424B5 1 d471613d424b5.htm 424B5 424B5

Filed Pursuant to Rule 424(b)(5)
Registration No. 333-268745

 

PROSPECTUS SUPPLEMENT

(To Prospectus Dated December 21, 2022)

$8,970,000

 

LOGO

Common Stock

 

 

This prospectus supplement amends and supplements the information in the prospectus, dated December 21, 2022, filed with the Securities and Exchange Commission as a part of our registration statement on Form S-3 (File No. 333-268745), or the Prior Prospectus, relating to the offer and sale of up to $22,875,000 of shares of our common stock, $0.0001 par value per share, pursuant to the Sales Agreement dated as of December 9, 2022, or the Sales Agreement, we previously entered into with Guggenheim Securities, LLC, or Guggenheim Securities, acting as our agent. This prospectus supplement should be read in conjunction with the Prior Prospectus, and is qualified by reference thereto, except to the extent that the information herein amends or supersedes the information contained in the Prior Prospectus. This prospectus supplement is not complete without, and may only be delivered or utilized in connection with, the Prior Prospectus and any future amendments or supplements thereto.

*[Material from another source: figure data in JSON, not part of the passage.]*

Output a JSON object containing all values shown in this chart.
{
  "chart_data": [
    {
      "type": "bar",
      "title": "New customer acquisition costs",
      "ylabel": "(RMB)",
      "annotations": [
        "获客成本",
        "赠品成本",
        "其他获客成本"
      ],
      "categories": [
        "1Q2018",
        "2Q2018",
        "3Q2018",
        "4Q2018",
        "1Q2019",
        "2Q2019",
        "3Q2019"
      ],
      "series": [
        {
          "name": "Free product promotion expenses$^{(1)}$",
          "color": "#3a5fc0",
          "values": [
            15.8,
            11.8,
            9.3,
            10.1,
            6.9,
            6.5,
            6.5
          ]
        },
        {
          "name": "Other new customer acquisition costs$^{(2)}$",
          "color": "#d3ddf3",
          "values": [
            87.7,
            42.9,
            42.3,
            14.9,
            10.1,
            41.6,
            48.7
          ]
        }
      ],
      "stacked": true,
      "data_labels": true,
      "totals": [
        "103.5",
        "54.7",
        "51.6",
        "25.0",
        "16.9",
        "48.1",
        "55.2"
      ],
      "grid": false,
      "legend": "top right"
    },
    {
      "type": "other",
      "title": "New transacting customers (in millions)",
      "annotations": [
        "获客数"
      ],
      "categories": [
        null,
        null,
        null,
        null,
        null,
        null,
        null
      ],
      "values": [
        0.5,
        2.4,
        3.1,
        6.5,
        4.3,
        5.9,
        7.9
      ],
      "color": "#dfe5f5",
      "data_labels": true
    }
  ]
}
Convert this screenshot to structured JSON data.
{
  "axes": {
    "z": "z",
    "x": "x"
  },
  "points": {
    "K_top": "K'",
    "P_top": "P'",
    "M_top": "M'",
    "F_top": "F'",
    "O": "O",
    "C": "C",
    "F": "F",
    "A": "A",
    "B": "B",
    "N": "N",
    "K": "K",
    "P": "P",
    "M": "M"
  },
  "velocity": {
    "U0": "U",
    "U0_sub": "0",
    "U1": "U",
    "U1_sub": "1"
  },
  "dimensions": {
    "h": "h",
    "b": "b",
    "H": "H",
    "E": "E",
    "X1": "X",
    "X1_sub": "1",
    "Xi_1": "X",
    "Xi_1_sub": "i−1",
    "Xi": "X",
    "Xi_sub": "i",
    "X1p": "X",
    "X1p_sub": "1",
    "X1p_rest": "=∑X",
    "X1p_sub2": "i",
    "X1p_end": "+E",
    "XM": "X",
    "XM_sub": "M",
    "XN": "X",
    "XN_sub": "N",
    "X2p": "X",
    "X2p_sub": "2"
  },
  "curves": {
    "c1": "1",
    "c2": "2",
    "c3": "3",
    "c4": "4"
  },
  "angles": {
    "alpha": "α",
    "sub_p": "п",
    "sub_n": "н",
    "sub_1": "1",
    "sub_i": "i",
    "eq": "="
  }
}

Our common stock is traded on the Nasdaq Capital Market under the symbol “SRZN.” On March 28, 2023, the last reported sale price of our common stock was $0.5769 per share.

The aggregate market value of our outstanding common stock held by non-affiliates, or public float, was approximately $26.91 million, based on 20,339,832 shares of outstanding common stock held by non-affiliates, at a price of $1.3231 per share, which was the last reported sale price of our common stock on the Nasdaq Capital Market on February 13, 2023. Pursuant to General Instruction I.B.6 of Form S-3, in no event will we sell securities registered on the registration statement of which this prospectus is a part in a public primary offering with a value exceeding more than one-third of our public float in any 12-month period so long as our public float remains below $75.0 million. As of the date hereof, we have not offered any securities pursuant to General Instruction I.B.6 of Form S-3 during the 12 calendar months prior to and including the date of this prospectus.

Sales of our common stock, if any, under this prospectus may be made in sales deemed to be in negotiated transactions or transactions that are deemed “at-the-market offerings” as defined in Rule 415 promulgated under the Securities Act of 1933, as amended, or the Securities Act. Guggenheim Securities is not required to sell any specific amount of our common stock, but will act as our sales agent using commercially reasonable efforts consistent with its normal trading and sales practices, on mutually agreed terms between Guggenheim Securities and us. There is no arrangement for funds to be received in any escrow, trust or similar arrangement.

The compensation to Guggenheim Securities for sales of common stock sold pursuant to the Sales Agreement will be an amount equal to up to 3.0% of the gross proceeds of any shares of common stock sold thereunder. See “Plan of Distribution” beginning on page 26 of the Prior Prospectus for additional information regarding the compensation to be paid to Guggenheim Securities. In connection with the sale of the common stock on our behalf, Guggenheim Securities will be deemed to be an “underwriter” within the meaning of the Securities Act, and the compensation of Guggenheim Securities will be deemed to be underwriting commissions or discounts. We have also agreed to provide indemnification and contribution to Guggenheim Securities with respect to certain liabilities, including liabilities under the Securities Act or the Securities Exchange Act of 1934, as amended, or the Exchange Act.

 

 

INVESTING IN OUR SECURITIES INVOLVES RISKS. SEE THE “RISK FACTORS” BEGINNING ON PAGE 8 OF THE PRIOR PROSPECTUS AND IN OUR MOST RECENT ANNUAL REPORT ON FORM 10-K AND IN OUR MOST RECENT QUARTERLY REPORTS ON FORM 10-Q, AND ANY AMENDMENTS THERETO, WHICH ARE INCORPORATED BY REFERENCE INTO THE PRIOR PROSPECTUS, AND UNDER SIMILAR HEADINGS IN THE OTHER DOCUMENTS THAT ARE FILED AFTER THE DATE HEREOF AND INCORPORATED BY REFERENCE INTO THIS PROSPECTUS SUPPLEMENT AND THE PRIOR PROSPECTUS FOR A DISCUSSION OF THE FACTORS YOU SHOULD CAREFULLY CONSIDER BEFORE DECIDING TO PURCHASE OUR COMMON STOCK..

Neither the Securities and Exchange Commission nor any state securities commission has approved or disapproved of these securities or determined if this prospectus is truthful or complete. Any representation to the contrary is a criminal offense.

 

 

Guggenheim Securities

The date of this prospectus is March 31, 2023.